Ich möchte taub sein. Das sind die Momente, in denen ich wünschte, ich wäre taub. Ich hoffe, immun gegen Schmerzen zu sein und mich nicht mehr darum zu kümmern.

Ich dachte wirklich, Vito und mir ginge es gut. Ich dachte, das wäre der Anfang für uns beide. Aber für ihn kann ich leicht ersetzt werden. Er kann mich ersetzen, wenn er beschließt, mich zu töten. Es ist ihm egal, ob mir etwas passiert. Ich wünschte, er wäre nicht hierher gekommen, wenn das der Fall wäre. Alle seine Sorgen und seine Fürsorge waren falsch. Ich bedeute Vito nichts. Er kann mich wegwerfen, wann immer er will, wann immer er mich für nutzlos hält. Er hat mich geheiratet, weil er eine sogenannte Frau brauchte, aber in Wirklichkeit bedeute ich ihm nichts.

Es ist scheiße, du zu sein, Valentina. Du bist für niemanden wertlos.

-*-

Ich wurde vom Hauspersonal behandelt. Sie wollten einen Arzt rufen, aber ich sagte ihnen, dass das nicht nötig sei. Was ich brauchte, ist Dr. Diaz. Ich brauchte jemanden, mit dem ich reden und diese überwältigenden Emotionen, die ich in mir trug, loslassen konnte.
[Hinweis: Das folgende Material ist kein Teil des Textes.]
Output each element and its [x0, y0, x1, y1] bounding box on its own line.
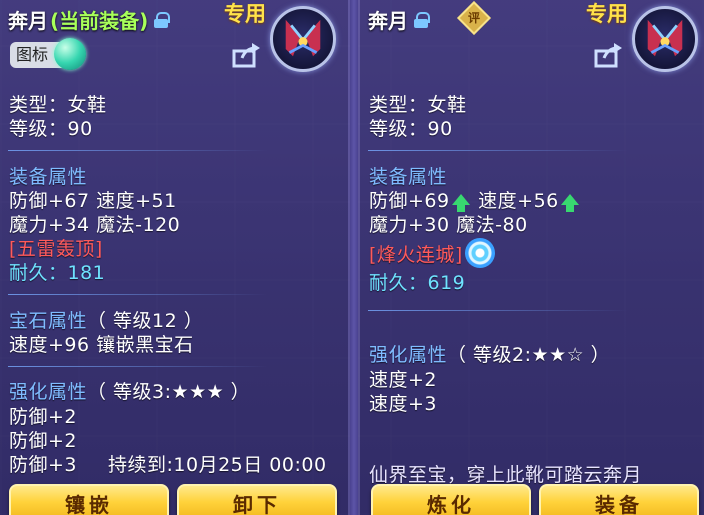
enhance-attr-row: 强化属性（ 等级3:★★★ ） [9, 377, 250, 404]
exclusive-tag: 专用 [224, 2, 266, 26]
item-type: 类型：女鞋 [9, 94, 107, 116]
up-arrow-icon [451, 194, 470, 212]
special-skill-row: [烽火连城] [369, 237, 495, 271]
compare-equipment-panel: 奔月 评 专用 类型：女鞋 等级：90 装备属性 防御+69 速度+56 魔力+… [358, 0, 704, 515]
item-level: 等级：90 [9, 118, 93, 140]
enhance-duration: 持续到:10月25日 00:00 [108, 454, 327, 476]
lock-icon[interactable] [154, 11, 171, 28]
right-title: 奔月 [368, 5, 430, 34]
enhance-attr-title: 强化属性 [9, 381, 88, 403]
gem-line: 速度+96 镶嵌黑宝石 [9, 334, 194, 356]
unequip-button[interactable]: 卸下 [177, 484, 337, 515]
special-skill: [五雷轰顶] [9, 238, 103, 260]
up-arrow-icon [560, 194, 579, 212]
enhance-line-3: 防御+3 [9, 454, 78, 476]
durability: 耐久：619 [369, 272, 466, 294]
left-item-name: 奔月 [8, 9, 48, 33]
enhance-line-1: 速度+2 [369, 369, 438, 391]
attr-line-1: 防御+69 速度+56 [369, 186, 581, 213]
flavor-text: 仙界至宝，穿上此靴可踏云奔月 [369, 464, 643, 486]
equip-attr-title: 装备属性 [9, 166, 88, 188]
left-title: 奔月 (当前装备) [8, 5, 171, 34]
icon-badge[interactable]: 图标 [10, 38, 87, 70]
attr-line-2: 魔力+30 魔法-80 [369, 214, 528, 236]
icon-badge-label: 图标 [16, 45, 49, 64]
divider [368, 150, 628, 151]
attr-line-1: 防御+67 速度+51 [9, 190, 177, 212]
enhance-level: （ 等级3:★★★ ） [87, 381, 251, 403]
emblem-icon [270, 6, 336, 72]
divider [8, 294, 268, 295]
gem-attr-row: 宝石属性（ 等级12 ） [9, 306, 203, 333]
divider [8, 366, 268, 367]
divider [368, 310, 628, 311]
exclusive-tag: 专用 [586, 2, 628, 26]
enhance-attr-title: 强化属性 [369, 344, 448, 366]
emblem-icon [632, 6, 698, 72]
item-level: 等级：90 [369, 118, 453, 140]
swirl-icon[interactable] [464, 237, 495, 268]
rating-icon[interactable]: 评 [457, 1, 491, 35]
item-type: 类型：女鞋 [369, 94, 467, 116]
gem-level: （ 等级12 ） [87, 310, 204, 332]
enhance-attr-row: 强化属性（ 等级2:★★☆ ） [369, 340, 610, 367]
refine-button[interactable]: 炼化 [371, 484, 531, 515]
inlay-button[interactable]: 镶嵌 [9, 484, 169, 515]
share-icon[interactable] [594, 42, 624, 68]
right-item-name: 奔月 [368, 9, 408, 33]
gem-orb-icon [54, 38, 87, 70]
rating-icon-label: 评 [467, 11, 480, 25]
panel-divider [350, 0, 358, 515]
equip-button[interactable]: 装备 [539, 484, 699, 515]
enhance-level: （ 等级2:★★☆ ） [447, 344, 611, 366]
current-equipment-panel: 奔月 (当前装备) 专用 图标 类型：女鞋 等级：90 装备属性 防御+67 速度… [0, 0, 350, 515]
attr-line-2: 魔力+34 魔法-120 [9, 214, 181, 236]
defense-value: 防御+69 [369, 190, 450, 212]
special-skill: [烽火连城] [369, 244, 463, 266]
speed-value: 速度+56 [478, 190, 559, 212]
enhance-line-1: 防御+2 [9, 406, 78, 428]
left-item-status: (当前装备) [50, 9, 149, 33]
divider [8, 150, 268, 151]
lock-icon[interactable] [414, 11, 430, 28]
enhance-line-2: 防御+2 [9, 430, 78, 452]
durability: 耐久：181 [9, 262, 106, 284]
share-icon[interactable] [232, 42, 262, 68]
equip-attr-title: 装备属性 [369, 166, 448, 188]
enhance-line-2: 速度+3 [369, 393, 438, 415]
gem-attr-title: 宝石属性 [9, 310, 88, 332]
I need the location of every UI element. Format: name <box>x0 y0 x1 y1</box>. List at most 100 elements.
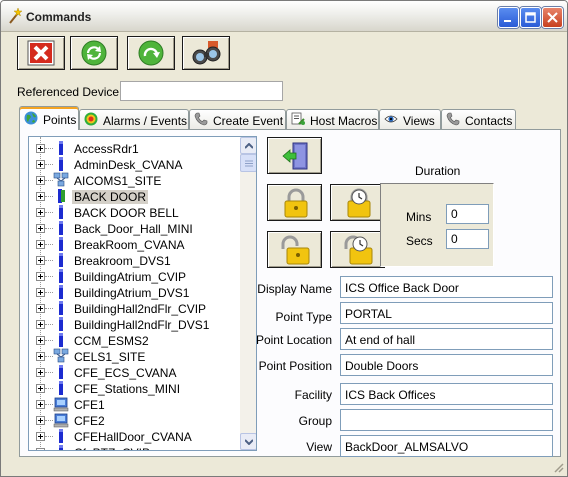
point-position-field[interactable]: Double Doors <box>340 354 553 376</box>
redo-button[interactable] <box>127 36 175 70</box>
device-icon <box>59 301 63 315</box>
point-type-field[interactable]: PORTAL <box>340 302 553 324</box>
expand-icon[interactable] <box>36 304 45 313</box>
tree-item[interactable]: BuildingAtrium_CVIP <box>29 268 237 284</box>
tree-item[interactable]: Back_Door_Hall_MINI <box>29 220 237 236</box>
view-field[interactable]: BackDoor_ALMSALVO <box>340 435 553 457</box>
tree-item-label: BuildingAtrium_DVS1 <box>74 286 190 300</box>
refresh-button[interactable] <box>70 36 118 70</box>
point-location-label: Point Location <box>255 333 332 347</box>
tab-contacts[interactable]: Contacts <box>441 109 516 129</box>
expand-icon[interactable] <box>36 144 45 153</box>
mins-field[interactable]: 0 <box>446 204 489 224</box>
group-field[interactable] <box>340 409 553 431</box>
expand-icon[interactable] <box>36 192 45 201</box>
maximize-button[interactable] <box>520 7 541 28</box>
device-icon <box>59 381 63 395</box>
tree-item[interactable]: AdminDesk_CVANA <box>29 156 237 172</box>
tree-item[interactable]: BACK DOOR <box>29 188 237 204</box>
expand-icon[interactable] <box>36 256 45 265</box>
macro-icon <box>291 112 305 125</box>
device-icon <box>59 205 63 219</box>
expand-icon[interactable] <box>36 272 45 281</box>
tree-item[interactable]: CFE2 <box>29 412 237 428</box>
timed-lock-button[interactable] <box>330 184 385 221</box>
expand-icon[interactable] <box>36 208 45 217</box>
point-location-field[interactable]: At end of hall <box>340 328 553 350</box>
tree-connector <box>45 276 53 277</box>
tree-item[interactable]: CCM_ESMS2 <box>29 332 237 348</box>
points-tree[interactable]: AccessRdr1 AdminDesk_CVANA AICOMS1_SITE BAC… <box>28 136 257 451</box>
device-icon <box>59 285 63 299</box>
lock-button[interactable] <box>267 184 322 221</box>
referenced-device-field[interactable] <box>120 81 283 101</box>
computer-icon <box>53 397 69 412</box>
tree-item[interactable]: BuildingHall2ndFlr_DVS1 <box>29 316 237 332</box>
expand-icon[interactable] <box>36 384 45 393</box>
secs-field[interactable]: 0 <box>446 229 489 249</box>
unlock-timer-icon <box>344 235 373 265</box>
facility-field[interactable]: ICS Back Offices <box>340 383 553 405</box>
cancel-button[interactable] <box>17 36 65 70</box>
chevron-up-icon <box>245 143 253 149</box>
tree-item-label: BuildingAtrium_CVIP <box>74 270 187 284</box>
expand-icon[interactable] <box>36 240 45 249</box>
expand-icon[interactable] <box>36 400 45 409</box>
expand-icon[interactable] <box>36 160 45 169</box>
scroll-up-button[interactable] <box>240 137 256 154</box>
expand-icon[interactable] <box>36 352 45 361</box>
phone-icon <box>446 112 460 126</box>
tree-item[interactable]: Breakroom_DVS1 <box>29 252 237 268</box>
scroll-thumb[interactable] <box>240 154 256 172</box>
tree-item[interactable]: CFEHallDoor_CVANA <box>29 428 237 444</box>
tree-item-label: BreakRoom_CVANA <box>74 238 185 252</box>
magic-wand-icon <box>9 8 22 24</box>
expand-icon[interactable] <box>36 288 45 297</box>
view-label: View <box>306 440 332 454</box>
tab-points[interactable]: Points <box>19 106 79 130</box>
maximize-icon <box>525 12 536 23</box>
unlock-button[interactable] <box>267 231 322 268</box>
device-icon <box>59 429 63 443</box>
tab-views[interactable]: Views <box>379 109 441 129</box>
tree-item[interactable]: CFE_Stations_MINI <box>29 380 237 396</box>
expand-icon[interactable] <box>36 336 45 345</box>
tab-create-event[interactable]: Create Event <box>189 109 286 129</box>
device-icon <box>59 157 63 171</box>
expand-icon[interactable] <box>36 368 45 377</box>
tree-item[interactable]: BACK DOOR BELL <box>29 204 237 220</box>
tab-alarms-events[interactable]: Alarms / Events <box>79 109 189 129</box>
title-bar[interactable]: Commands <box>1 1 567 32</box>
timed-unlock-button[interactable] <box>330 231 385 268</box>
tree-item[interactable]: CELS1_SITE <box>29 348 237 364</box>
expand-icon[interactable] <box>36 448 45 450</box>
display-name-field[interactable]: ICS Office Back Door <box>340 276 553 298</box>
exit-door-button[interactable] <box>267 137 322 174</box>
expand-icon[interactable] <box>36 432 45 441</box>
tree-item[interactable]: BreakRoom_CVANA <box>29 236 237 252</box>
tree-item[interactable]: AICOMS1_SITE <box>29 172 237 188</box>
tab-label: Views <box>403 114 435 128</box>
tree-item[interactable]: CfePTZ_CVIP <box>29 444 237 450</box>
tree-item-label: Back_Door_Hall_MINI <box>74 222 193 236</box>
tree-item[interactable]: CFE_ECS_CVANA <box>29 364 237 380</box>
device-icon <box>59 141 63 155</box>
find-button[interactable] <box>182 36 230 70</box>
tab-label: Create Event <box>213 114 284 128</box>
expand-icon[interactable] <box>36 416 45 425</box>
minimize-button[interactable] <box>498 7 519 28</box>
expand-icon[interactable] <box>36 224 45 233</box>
tree-item[interactable]: BuildingAtrium_DVS1 <box>29 284 237 300</box>
expand-icon[interactable] <box>36 320 45 329</box>
tree-item[interactable]: AccessRdr1 <box>29 140 237 156</box>
device-icon <box>59 365 63 379</box>
expand-icon[interactable] <box>36 176 45 185</box>
tree-item[interactable]: CFE1 <box>29 396 237 412</box>
tree-connector <box>45 228 53 229</box>
tree-item-label: CFEHallDoor_CVANA <box>74 430 192 444</box>
close-button[interactable] <box>542 7 563 28</box>
tree-item[interactable]: BuildingHall2ndFlr_CVIP <box>29 300 237 316</box>
resize-grip-icon[interactable] <box>552 461 564 473</box>
tab-host-macros[interactable]: Host Macros <box>286 109 379 129</box>
tree-connector <box>45 164 53 165</box>
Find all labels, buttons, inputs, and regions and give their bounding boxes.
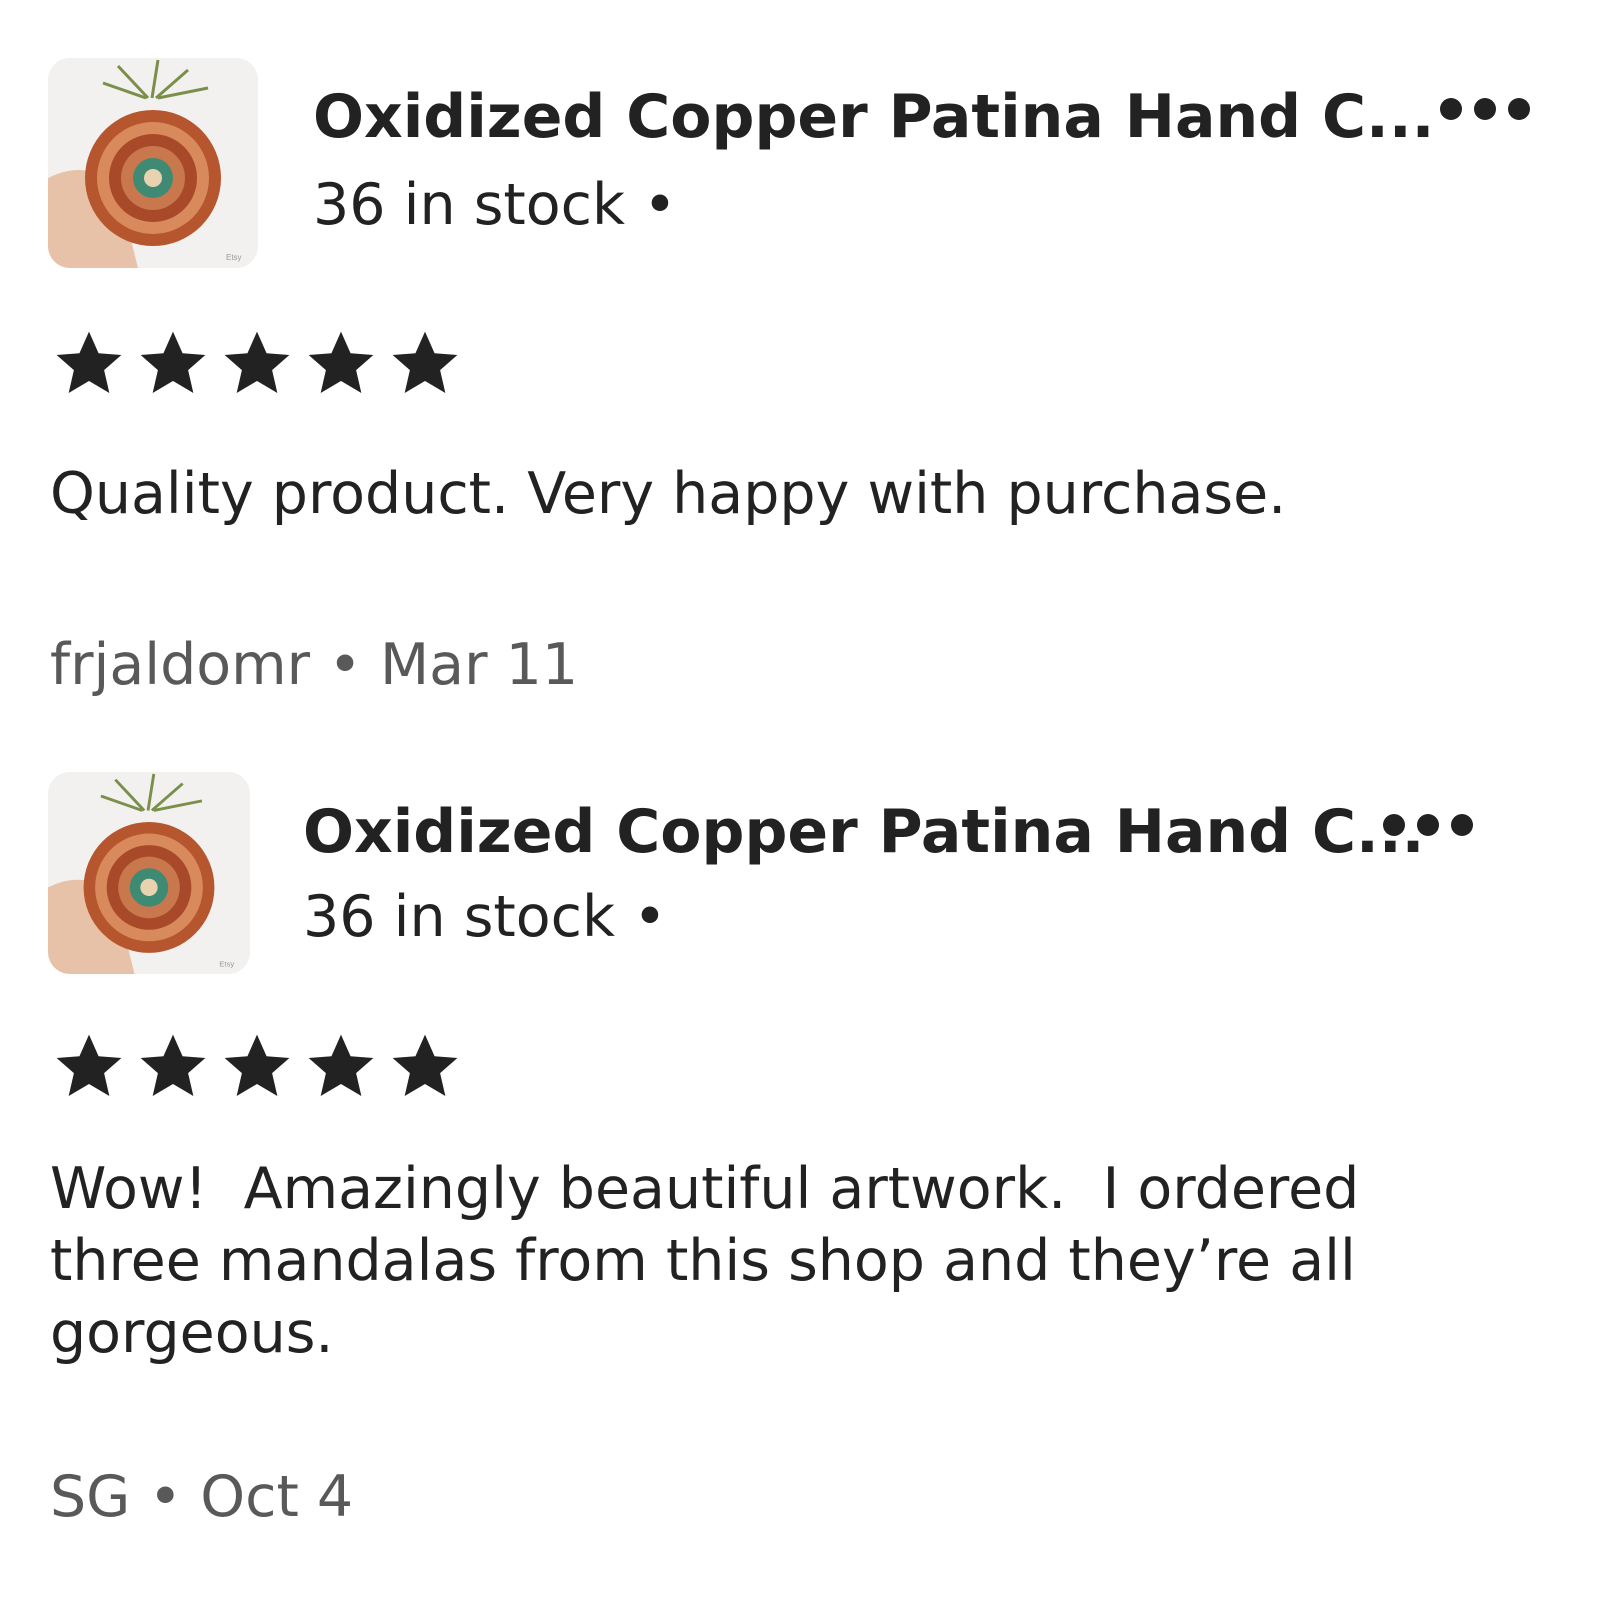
more-options-icon[interactable] [1383,800,1473,850]
review-author[interactable]: SG [50,1464,130,1530]
star-rating [50,327,464,401]
star-icon [392,1034,458,1096]
svg-text:Etsy: Etsy [226,253,242,262]
meta-separator: • [328,632,362,698]
star-icon [224,1034,290,1096]
stock-status: 36 in stock • [313,172,677,238]
product-thumbnail[interactable]: Etsy [48,58,258,268]
star-icon [140,331,206,393]
mandala-product-photo-icon: Etsy [48,58,258,268]
star-rating [50,1030,464,1104]
review-date: Oct 4 [200,1464,354,1530]
mandala-product-photo-icon: Etsy [48,772,250,974]
review-text: Quality product. Very happy with purchas… [50,461,1287,527]
review-author[interactable]: frjaldomr [50,632,310,698]
meta-separator: • [148,1464,183,1530]
review-date: Mar 11 [380,632,579,698]
reviews-page: Etsy Oxidized Copper Patina Hand C... 36… [0,0,1600,1600]
product-thumbnail[interactable]: Etsy [48,772,250,974]
star-icon [392,331,458,393]
star-icon [308,1034,374,1096]
product-title[interactable]: Oxidized Copper Patina Hand C... [303,797,1424,867]
star-icon [140,1034,206,1096]
review-text: Wow! Amazingly beautiful artwork. I orde… [50,1156,1378,1366]
svg-text:Etsy: Etsy [219,959,234,968]
star-icon [56,1034,122,1096]
more-options-icon[interactable] [1440,84,1530,134]
star-icon [224,331,290,393]
review-meta: frjaldomr • Mar 11 [50,632,578,698]
stock-status: 36 in stock • [303,884,667,950]
product-title[interactable]: Oxidized Copper Patina Hand C... [313,82,1434,152]
star-icon [308,331,374,393]
star-icon [56,331,122,393]
review-meta: SG • Oct 4 [50,1464,353,1530]
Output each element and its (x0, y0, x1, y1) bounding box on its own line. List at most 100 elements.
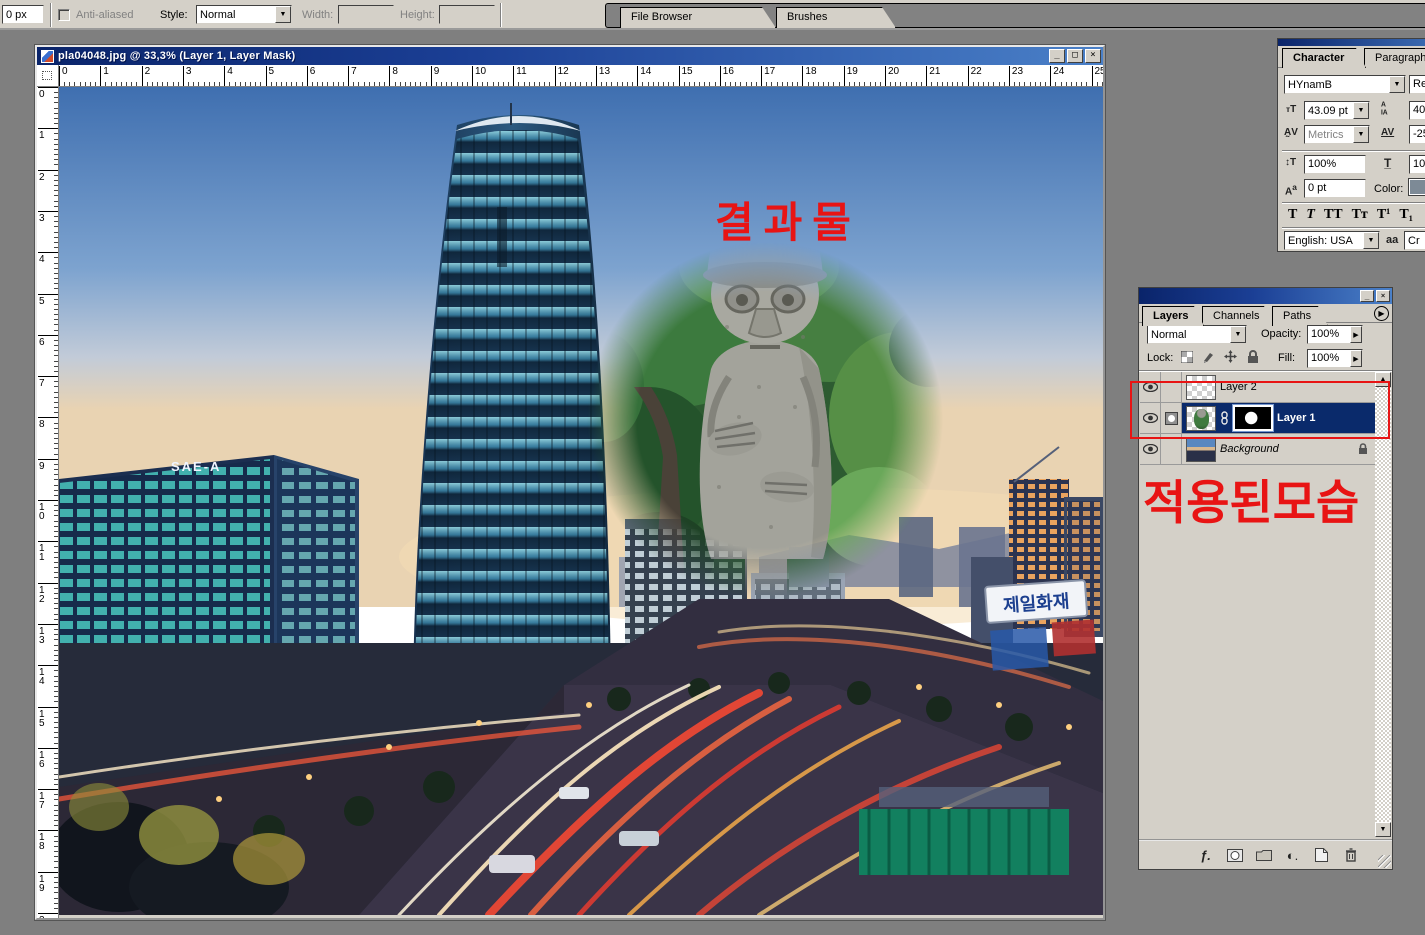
new-layer-set-folder-icon[interactable] (1255, 848, 1272, 863)
baseline-shift-icon: Aa (1285, 183, 1297, 196)
layer-name[interactable]: Layer 1 (1277, 412, 1316, 424)
leading-field[interactable]: 40. (1409, 101, 1425, 120)
delete-layer-trash-icon[interactable] (1342, 848, 1359, 863)
mask-editing-indicator[interactable] (1161, 403, 1182, 433)
layers-palette-titlebar[interactable]: _ × (1139, 288, 1392, 304)
subscript-button[interactable]: T₁ (1399, 207, 1413, 223)
dol-hareubang-statue (700, 197, 832, 602)
document-titlebar[interactable]: pla04048.jpg @ 33,3% (Layer 1, Layer Mas… (37, 47, 1103, 65)
document-canvas[interactable]: SAE-A (59, 87, 1103, 915)
palette-menu-button[interactable]: ▶ (1374, 306, 1389, 321)
tab-channels[interactable]: Channels (1202, 306, 1274, 326)
faux-italic-button[interactable]: T (1306, 207, 1315, 223)
feather-value-input[interactable] (2, 5, 44, 24)
chain-link-icon (1220, 411, 1229, 425)
chevron-down-icon[interactable]: ▼ (1363, 232, 1379, 249)
layer-thumbnail[interactable] (1186, 375, 1216, 400)
visibility-toggle[interactable] (1140, 372, 1161, 402)
slider-arrow-icon[interactable]: ▶ (1350, 350, 1362, 367)
minimize-button[interactable]: _ (1049, 49, 1065, 63)
baseline-shift-field[interactable]: 0 pt (1304, 179, 1366, 198)
vertical-ruler[interactable]: 01234567891011121314151617181920 (37, 87, 59, 918)
visibility-toggle[interactable] (1140, 434, 1161, 464)
tab-layers[interactable]: Layers (1142, 306, 1204, 326)
layers-annotation-text: 적용된모습 (1143, 464, 1359, 533)
layers-scrollbar[interactable]: ▲ ▼ (1375, 372, 1391, 837)
anti-alias-icon: aa (1386, 236, 1398, 244)
link-cell[interactable] (1161, 434, 1182, 464)
layer-thumbnail[interactable] (1186, 406, 1216, 431)
layer-thumbnail[interactable] (1186, 437, 1216, 462)
chevron-down-icon[interactable]: ▼ (275, 6, 291, 23)
anti-alias-dropdown[interactable]: Cr (1404, 231, 1425, 250)
slider-arrow-icon[interactable]: ▶ (1350, 326, 1362, 343)
building-sign-text: SAE-A (171, 459, 221, 474)
chevron-down-icon[interactable]: ▼ (1353, 126, 1369, 143)
horizontal-scale-icon: T̲ (1384, 159, 1391, 167)
lock-all-icon[interactable] (1245, 349, 1260, 364)
tab-brushes[interactable]: Brushes (776, 7, 896, 28)
vertical-scale-field[interactable]: 100% (1304, 155, 1366, 174)
lock-label: Lock: (1147, 352, 1173, 364)
text-color-swatch[interactable] (1408, 178, 1425, 196)
new-layer-icon[interactable] (1313, 848, 1330, 863)
horizontal-ruler[interactable]: 0123456789101112131415161718192021222324… (59, 65, 1103, 87)
palette-well: File Browser Brushes (605, 3, 1425, 28)
link-cell[interactable] (1161, 372, 1182, 402)
resize-grip[interactable] (1378, 855, 1391, 868)
font-style-field[interactable]: Regu (1409, 75, 1425, 94)
tracking-field[interactable]: -25 (1409, 125, 1425, 144)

Mit mir ist sonst nichts los, denke ich zumindest. Denn wenn ich es früher geschafft habe, Selbstvertrauen zu gewinnen, weil ich wusste, dass Vito bei mir war, ist er jetzt auch der Grund dafür, dass alles auseinanderfiel.

Ich hörte, wie sich die Zimmertür öffnete. Ich wusste, wer es war, ohne auch nur hinzusehen. Seit diesem Morgen. Ich habe nicht mit Vito gesprochen. Ich erinnere mich sogar, dass ich mich von dem Auto trennen wollte, das uns nach Hause brachte. Wenn ich nur auch ein separates Haus haben könnte. Aber jetzt lebe ich mit Vito zusammen.

„Wenn Sie mit der Hilfe hier fertig sind, können Sie gehen," befahl Vito der Pflegekraft, die mich behandelte. Die Betreuerin verabschiedete sich höflich und verließ wortlos das Zimmer, sodass nur noch Vito und ich drinnen blieben.

Ich hielt meinen Blick auf meine Hand gerichtet.

Es gab ein paar Kratzer, aber das war kein Grund zur Sorge. Im Vergleich zu den Wunden an meinen Handgelenken und Knöcheln ging es mir körperlich gut. Was meinen emotionalen und mentalen Zustand betrifft, bin ich mir nicht sicher.